SoftBank’s Vision Fund Plans To Reduce Headcount By 20% After Record Losses
The latest quarterly report shows that SoftBank Group Corp. is getting crushed on its tech investments via its Vision Fund investment unit, as profitless tech stocks plunge into the abyss amid global central banks committed to rapid interest rate increases to quell the highest inflation in decades.
A new report via Bloomberg said sources familiar with the matter indicate the loss-churning Vision Fund operation could soon reduce headcount by at least 20%.
The people said the Tokyo-based company could slash upwards of 100 positions as early as this month. Headcount reduction would be in the UK, US, and China offices. In total, there are about 500 employees in the investment unit.
Billionaire founder of the group Masayoshi Son acknowledged widespread cost-cutting measures were in the works in early August after his conglomerate reported a net loss of 3.16 trillion yen ($23.4 billion) in the April to June quarter. Remember, this is the second straight quarter of record losses.
One person said headcount reduction could be as high as 50%.
“As Masa said at our most recent earnings, we are reviewing the organization size and structure. However, nothing has been decided yet,” a company representative told Bloomberg via email.
The people said senior and junior employees in front and back office positions could be cut. Currently, there are about 200 employees in the US, including a Latam team. The UK has 150 people while China has 50.

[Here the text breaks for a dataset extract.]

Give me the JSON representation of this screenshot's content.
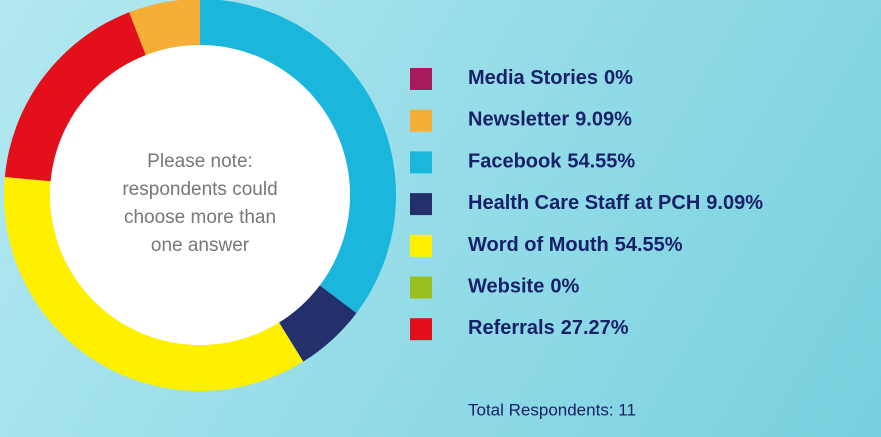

“The loss is the biggest in our corporate history and we take it very seriously,” Son said last month, adding, “We have resort to big cost-cutting efforts at Vision Fund. The cost-cutting efforts will have to include a reduction in headcount – something I’ve made up my mind to do.”
Days ago, Bloomberg reported Rajeev Misra, who helped Son set up the $100 billion tech fund in 2017, will be stepping down from his corporate officer and executive vice president roles.
Back in 2019, around the time Son was creating ridiculous charts — we laughed.
…. and this…
We even questioned if SoftBank was the Bubble era’s “short of the century.”
Son can only hope for a Federal Reserve pivot on monetary policy to reinflate valuations of profitless tech investments in the fund.